The rising number of impoverished graduate degree holders further demonstrates that the "education is necessarily the solution to poverty" mantra is a fallacious oversimplification that distorts reality. As ABC News reported in May 2012, the number of people possessing a PhD who received some kind of public assistance increased more than three-fold between 2007 and 2010, and nearly the same for those with master's degrees. Ironically many of these impoverished academics are engaged in full-time work at part-time pay in the institutions of higher education that are said to remedy the problem of poverty! The exponential rise of poor graduate-level educated people is driven by the fact that non-tenured, part-time instructors - adjuncts - comprise nearly 70 percent of college and university faculties. In June 2012, the Coalition on the Academic Workforce (CAW) released a report, finding that the median adjuncts were paid for a standard college course was $2,700 in fall 2010, $2,235 at two-year colleges and $3,400 at four-year doctoral or research universities.

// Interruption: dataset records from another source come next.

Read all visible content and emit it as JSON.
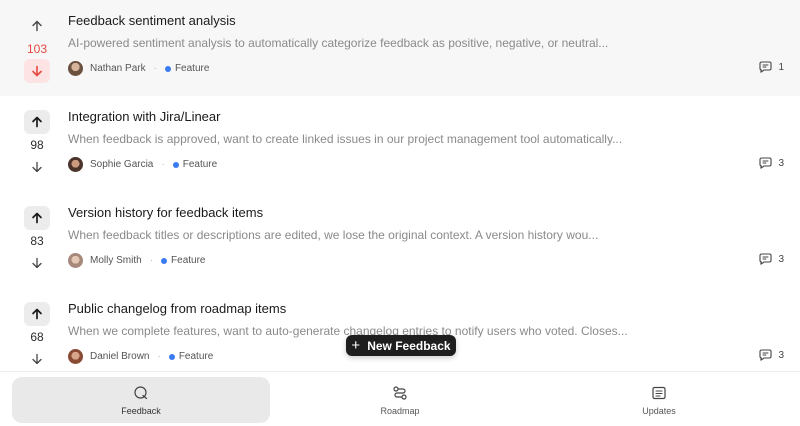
{
  "feedback_items": [
    {
      "title": "Feedback sentiment analysis",
      "description": "AI-powered sentiment analysis to automatically categorize feedback as positive, negative, or neutral...",
      "votes": "103",
      "author": "Nathan Park",
      "tag": "Feature",
      "comments": "1",
      "vote_state": "downvoted"
    },
    {
      "title": "Integration with Jira/Linear",
      "description": "When feedback is approved, want to create linked issues in our project management tool automatically...",
      "votes": "98",
      "author": "Sophie Garcia",
      "tag": "Feature",
      "comments": "3",
      "vote_state": "none"
    },
    {
      "title": "Version history for feedback items",
      "description": "When feedback titles or descriptions are edited, we lose the original context. A version history wou...",
      "votes": "83",
      "author": "Molly Smith",
      "tag": "Feature",
      "comments": "3",
      "vote_state": "none"
    },
    {
      "title": "Public changelog from roadmap items",
      "description": "When we complete features, want to auto-generate changelog entries to notify users who voted. Closes...",
      "votes": "68",
      "author": "Daniel Brown",
      "tag": "Feature",
      "comments": "3",
      "vote_state": "none"
    }
  ],
  "new_feedback_label": "New Feedback",
  "tabs": {
    "feedback": "Feedback",
    "roadmap": "Roadmap",
    "updates": "Updates"
  },
  "colors": {
    "accent_red": "#e5483f",
    "tag_blue": "#3b7bf0"
  }
}
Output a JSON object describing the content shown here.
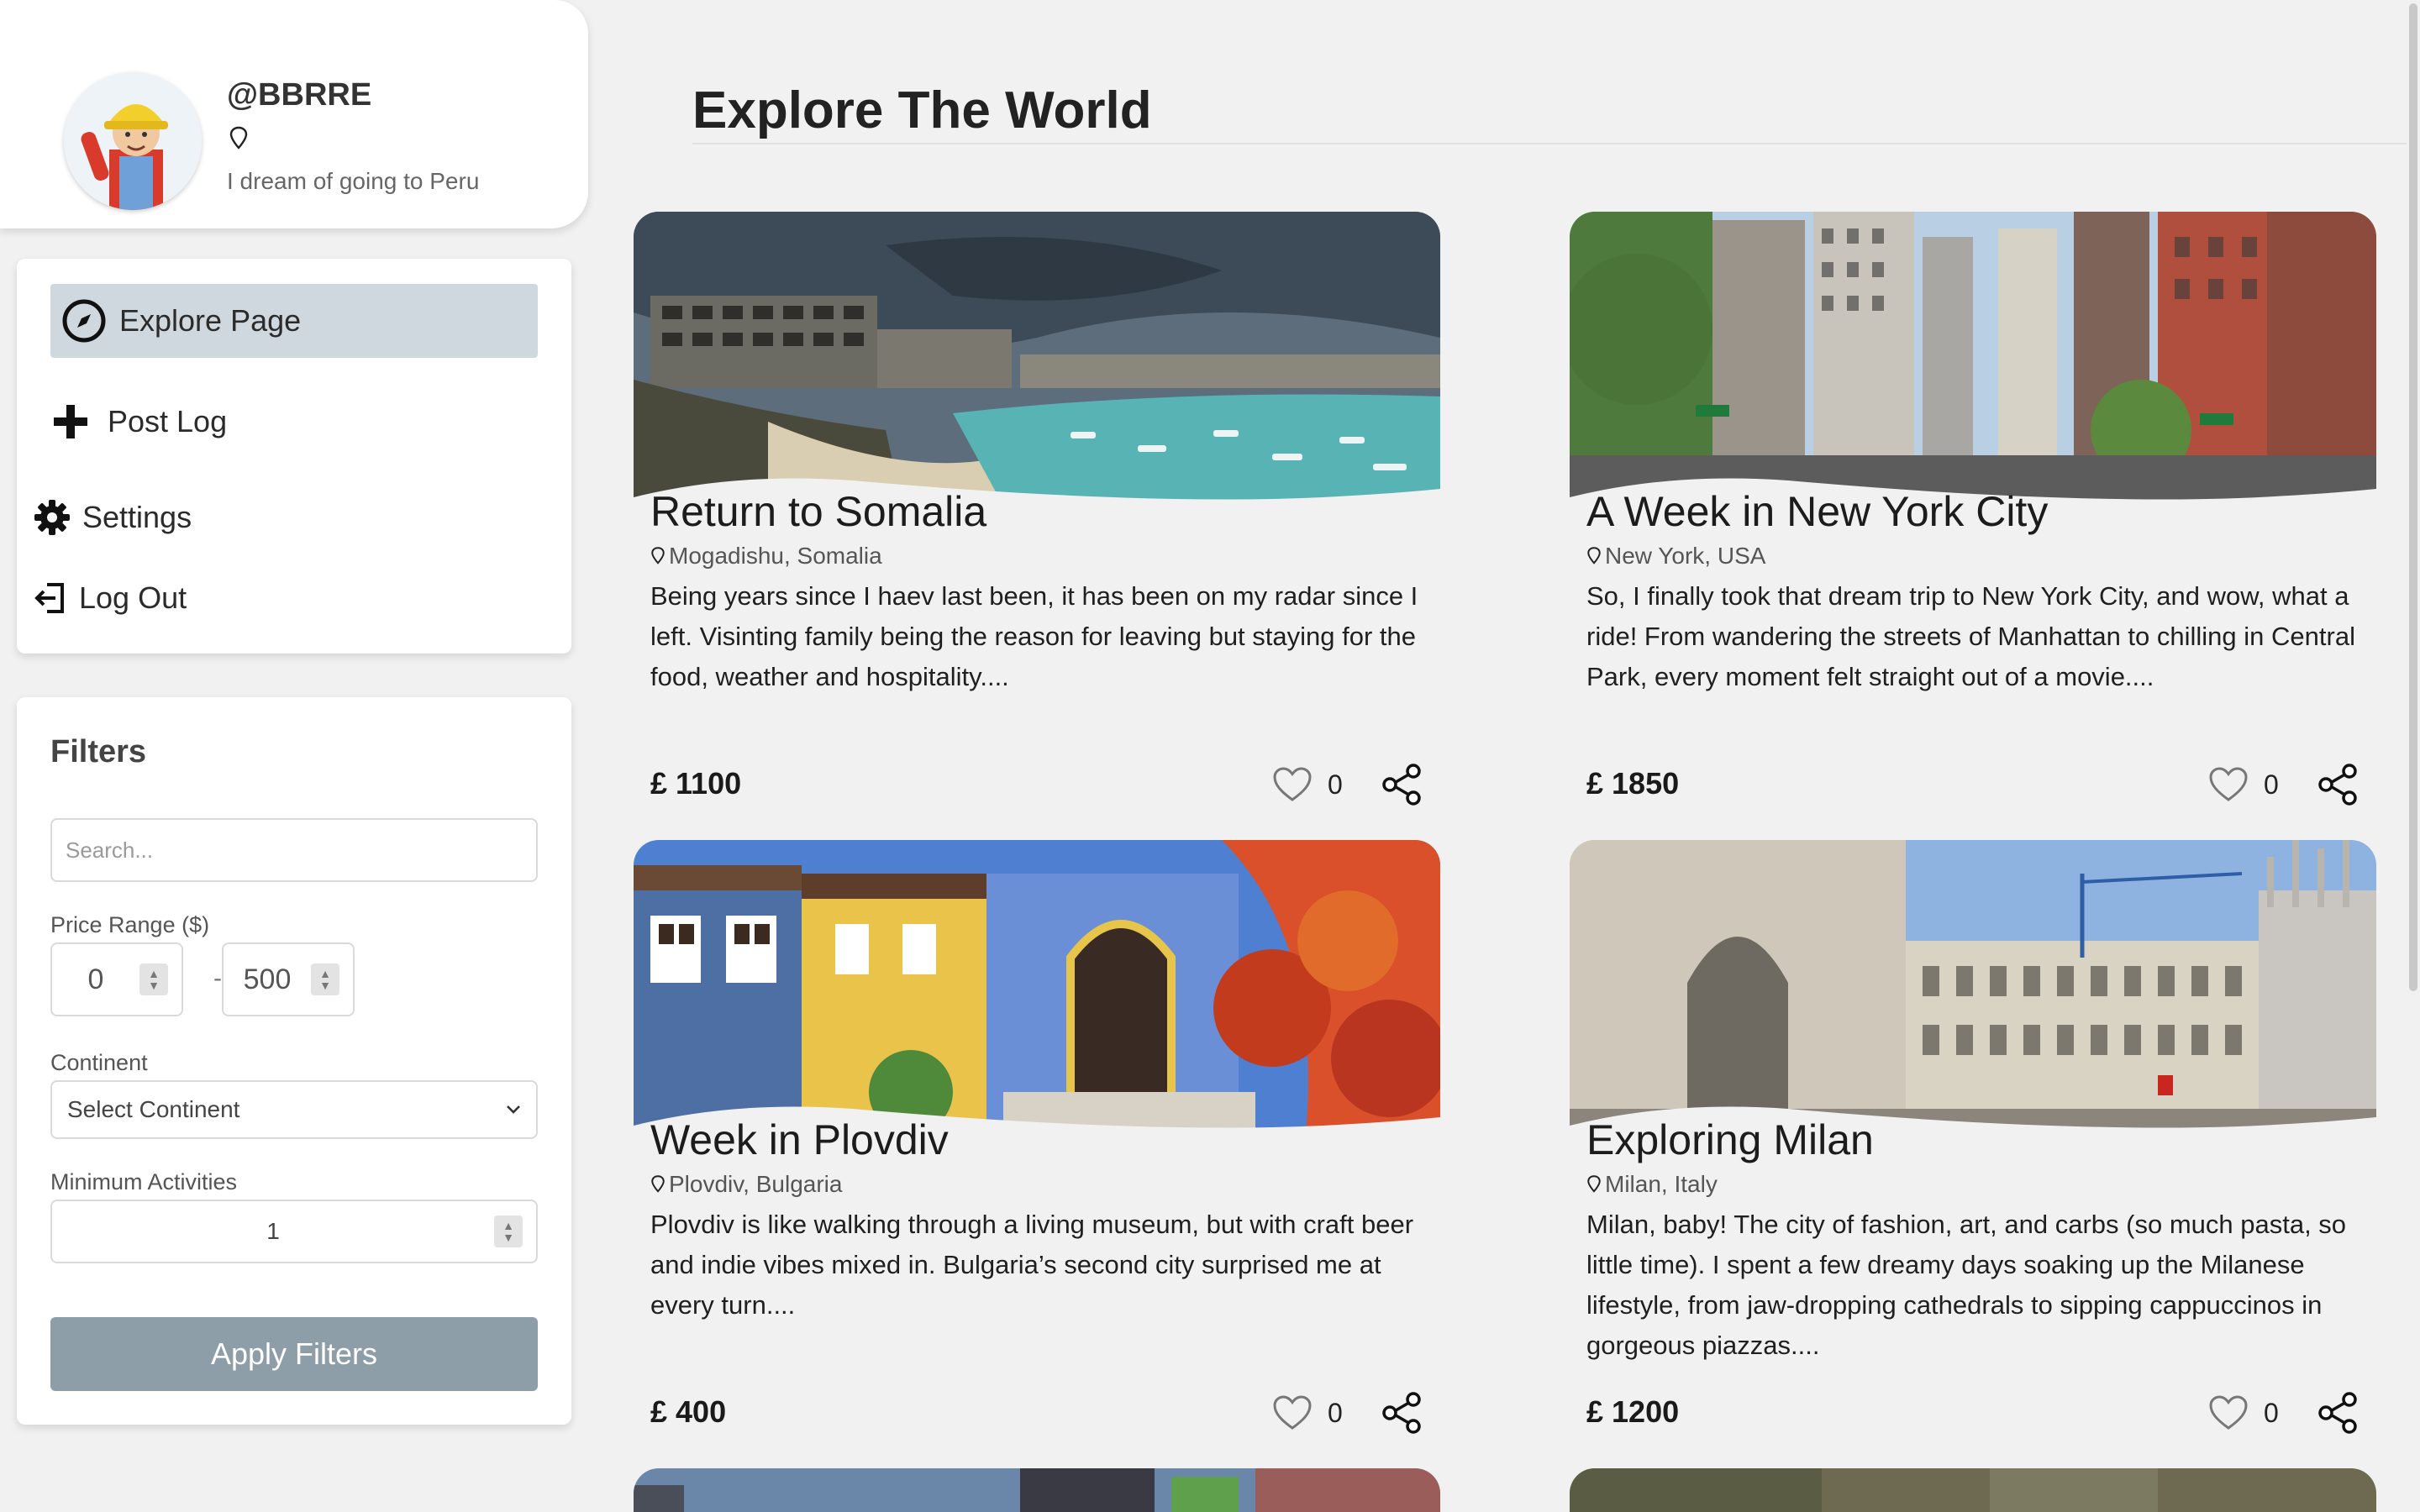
{
  "profile": {
    "username": "@BBRRE",
    "location": "",
    "bio": "I dream of going to Peru"
  },
  "nav": {
    "explore": "Explore Page",
    "post_log": "Post Log",
    "settings": "Settings",
    "logout": "Log Out"
  },
  "filters": {
    "title": "Filters",
    "search_placeholder": "Search...",
    "price_label": "Price Range ($)",
    "price_min": "0",
    "price_max": "500",
    "dash": "-",
    "continent_label": "Continent",
    "continent_value": "Select Continent",
    "min_activities_label": "Minimum Activities",
    "min_activities_value": "1",
    "apply_label": "Apply Filters"
  },
  "main": {
    "title": "Explore The World",
    "posts": [
      {
        "title": "Return to Somalia",
        "location": "Mogadishu, Somalia",
        "description": "Being years since I haev last been, it has been on my radar since I left. Visinting family being the reason for leaving but staying for the food, weather and hospitality....",
        "price": "£ 1100",
        "likes": "0"
      },
      {
        "title": "A Week in New York City",
        "location": "New York, USA",
        "description": "So, I finally took that dream trip to New York City, and wow, what a ride! From wandering the streets of Manhattan to chilling in Central Park, every moment felt straight out of a movie....",
        "price": "£ 1850",
        "likes": "0"
      },
      {
        "title": "Week in Plovdiv",
        "location": "Plovdiv, Bulgaria",
        "description": "Plovdiv is like walking through a living museum, but with craft beer and indie vibes mixed in. Bulgaria’s second city surprised me at every turn....",
        "price": "£ 400",
        "likes": "0"
      },
      {
        "title": "Exploring Milan",
        "location": "Milan, Italy",
        "description": "Milan, baby! The city of fashion, art, and carbs (so much pasta, so little time). I spent a few dreamy days soaking up the Milanese lifestyle, from jaw-dropping cathedrals to sipping cappuccinos in gorgeous piazzas....",
        "price": "£ 1200",
        "likes": "0"
      }
    ]
  },
  "icons": {
    "explore": "compass-icon",
    "post": "plus-icon",
    "settings": "gear-icon",
    "logout": "logout-icon",
    "location": "map-pin-icon",
    "like": "heart-icon",
    "share": "share-icon"
  },
  "colors": {
    "active_nav": "#cfd8df",
    "apply_button": "#8d9ea8",
    "background": "#f1f1f1"
  }
}
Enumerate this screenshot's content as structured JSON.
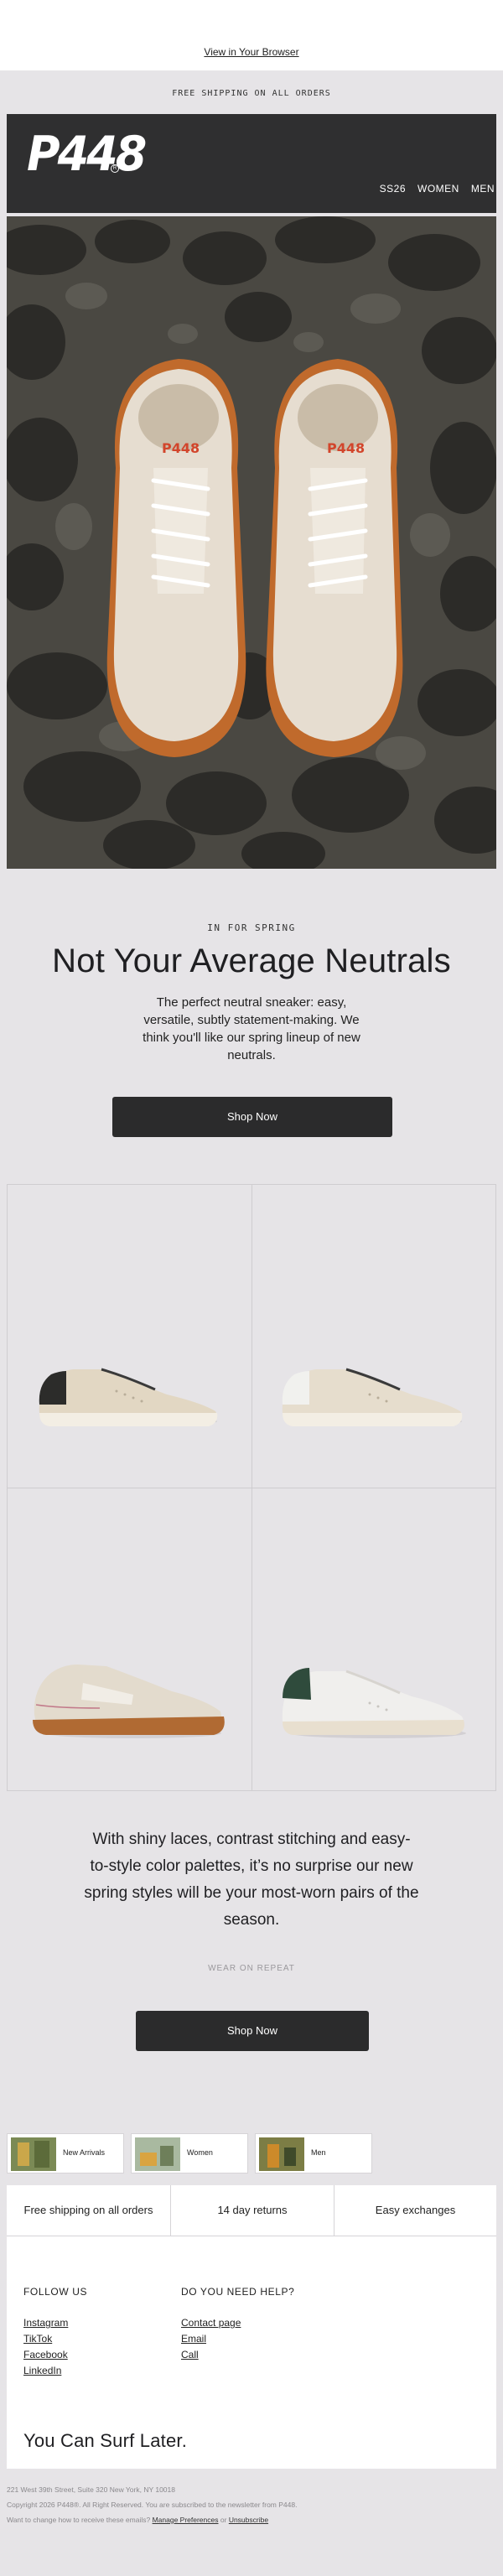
{
  "preheader": {
    "view_in_browser": "View in Your Browser"
  },
  "announcement": "FREE SHIPPING ON ALL ORDERS",
  "header": {
    "logo": "P448",
    "logo_mark": "R",
    "nav": [
      "SS26",
      "WOMEN",
      "MEN"
    ],
    "bg_color": "#2f2f30"
  },
  "hero": {
    "shoe_brand_tag": "P448"
  },
  "intro": {
    "eyebrow": "IN FOR SPRING",
    "headline": "Not Your Average Neutrals",
    "body": "The perfect neutral sneaker: easy, versatile, subtly statement-making. We think you'll like our spring lineup of new neutrals.",
    "cta": "Shop Now"
  },
  "products": [
    {
      "name": "sneaker-beige-black-heel"
    },
    {
      "name": "sneaker-beige-white-heel"
    },
    {
      "name": "sneaker-cream-gum-sole"
    },
    {
      "name": "sneaker-white-green-heel"
    }
  ],
  "story": {
    "paragraph": "With shiny laces, contrast stitching and easy-to-style color palettes, it’s no surprise our new spring styles will be your most-worn pairs of the season.",
    "tagline": "WEAR ON REPEAT",
    "cta": "Shop Now"
  },
  "categories": [
    {
      "label": "New Arrivals"
    },
    {
      "label": "Women"
    },
    {
      "label": "Men"
    }
  ],
  "footer": {
    "usps": [
      "Free shipping on all orders",
      "14 day returns",
      "Easy exchanges"
    ],
    "follow_title": "FOLLOW US",
    "follow_links": [
      "Instagram",
      "TikTok",
      "Facebook",
      "LinkedIn"
    ],
    "help_title": "DO YOU NEED HELP?",
    "help_links": [
      "Contact page",
      "Email",
      "Call"
    ],
    "slogan": "You Can Surf Later."
  },
  "legal": {
    "address": "221 West 39th Street, Suite 320 New York, NY 10018",
    "copyright": "Copyright 2026 P448®. All Right Reserved. You are subscribed to the newsletter from P448.",
    "prefs_text": "Want to change how to receive these emails?",
    "manage": "Manage Preferences",
    "or": "or",
    "unsubscribe": "Unsubscribe"
  },
  "colors": {
    "page_bg": "#e6e4e7",
    "button_bg": "#2b2b2c",
    "accent_logo_red": "#d2452b"
  }
}
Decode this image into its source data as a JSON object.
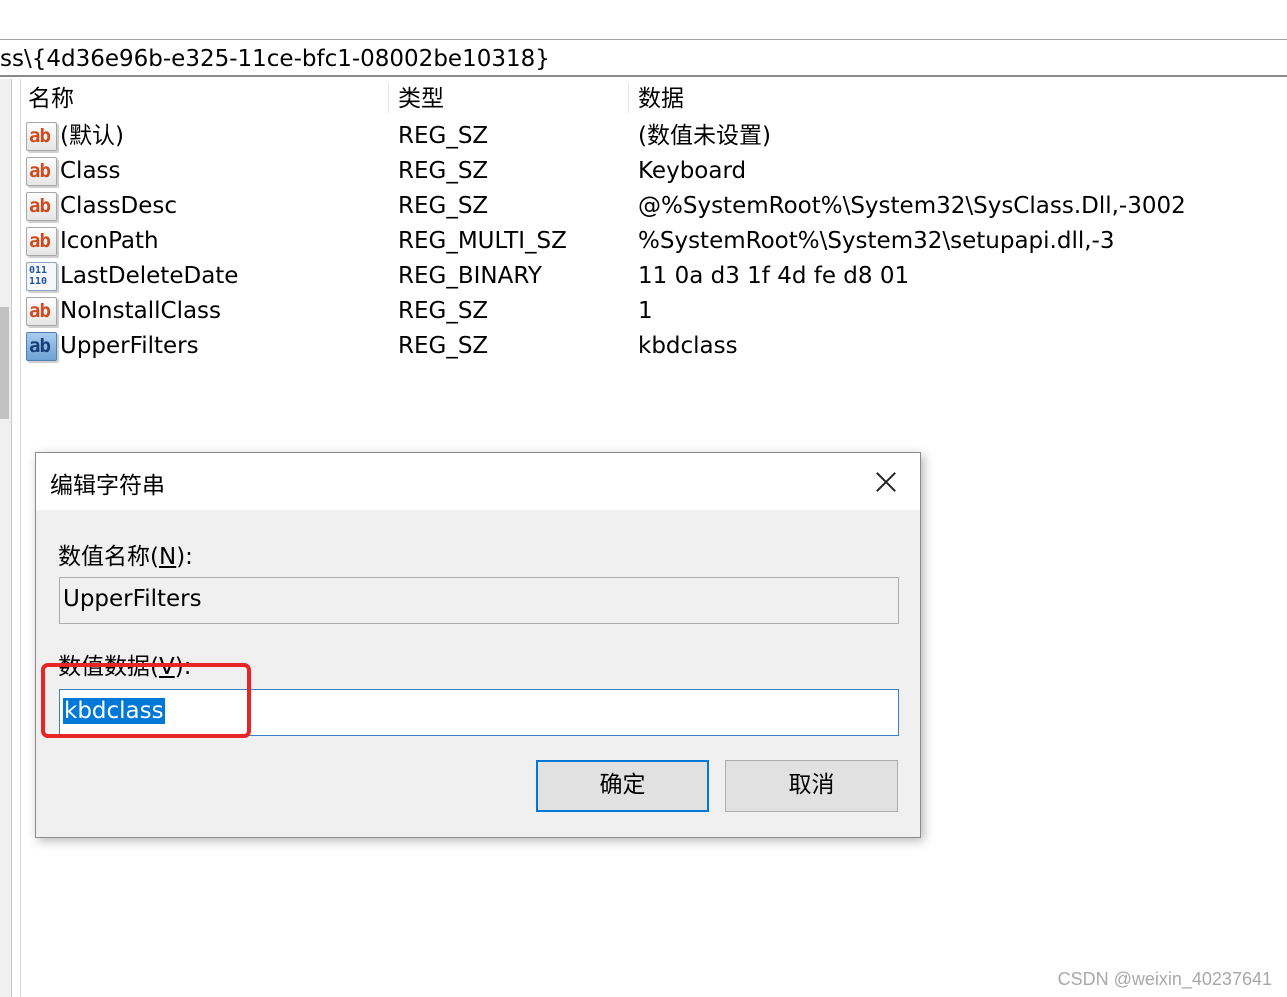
{
  "address_bar": {
    "path": "ss\\{4d36e96b-e325-11ce-bfc1-08002be10318}"
  },
  "list": {
    "columns": {
      "name": "名称",
      "type": "类型",
      "data": "数据"
    },
    "rows": [
      {
        "icon": "string-value-icon",
        "name": "(默认)",
        "type": "REG_SZ",
        "data": "(数值未设置)"
      },
      {
        "icon": "string-value-icon",
        "name": "Class",
        "type": "REG_SZ",
        "data": "Keyboard"
      },
      {
        "icon": "string-value-icon",
        "name": "ClassDesc",
        "type": "REG_SZ",
        "data": "@%SystemRoot%\\System32\\SysClass.Dll,-3002"
      },
      {
        "icon": "string-value-icon",
        "name": "IconPath",
        "type": "REG_MULTI_SZ",
        "data": "%SystemRoot%\\System32\\setupapi.dll,-3"
      },
      {
        "icon": "binary-value-icon",
        "name": "LastDeleteDate",
        "type": "REG_BINARY",
        "data": "11 0a d3 1f 4d fe d8 01"
      },
      {
        "icon": "string-value-icon",
        "name": "NoInstallClass",
        "type": "REG_SZ",
        "data": "1"
      },
      {
        "icon": "string-value-icon",
        "name": "UpperFilters",
        "type": "REG_SZ",
        "data": "kbdclass"
      }
    ],
    "icon_glyphs": {
      "string": "ab",
      "binary_top": "011",
      "binary_bottom": "110"
    }
  },
  "dialog": {
    "title": "编辑字符串",
    "name_label": "数值名称(",
    "name_label_key": "N",
    "name_label_end": "):",
    "name_value": "UpperFilters",
    "data_label": "数值数据(",
    "data_label_key": "V",
    "data_label_end": "):",
    "data_value": "kbdclass",
    "ok_label": "确定",
    "cancel_label": "取消"
  },
  "colors": {
    "selection": "#0078d7",
    "highlight_box": "#e82424",
    "dialog_bg": "#f0f0f0"
  },
  "watermark": "CSDN @weixin_40237641"
}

Poverty doesn't just mean trouble making ends meet and having few assets. According to data from the Gallup-Healthways Well-Being Index, Americans in poverty are more likely to suffer from a variety of chronic health problems, both psychological and physical. Nearly 31 percent of adults who lived below the poverty line in 2011 said they had been diagnosed with depression at some point, almost twice as high as the rate for those not in poverty — 15.8 percent. The share of adults in poverty with asthma (17.1 percent) or obesity (31.8 percent) was also roughly 6 percentage points higher in each case than the share of adults not in poverty. The study also showed that diabetes, high blood pressure, and heart attacks were slightly more likely to afflict those in poverty than those who are not.

Liberals and progressives think themselves ever so wise and enlightened when in fact their beliefs are superficial and often contradictory. Socrates said "Although I do not suppose either of us knows anything really beautiful and good, I am better off than he is - for he knows nothing and thinks that he knows."

The Democrats and Republicans have the same "big picture" agenda that all working people should find abhorrent. Once workers feel compelled to organize themselves to put up a fight, as the Chicago teachers did, all illusions in the Democrats will begin to fade, as people see with their own eyes the Democrats not only refusing to help them but actively opposing them, just as they did to the teachers in Chicago. Developments like this will allow a real movement to emerge. Until labor and community groups can unite on a widespread basis in independent action against the bi-partisan "Grand Bargain" agenda, we'll be forever dragged into rooting for one of two candidates, neither of who have our basic interests in mind.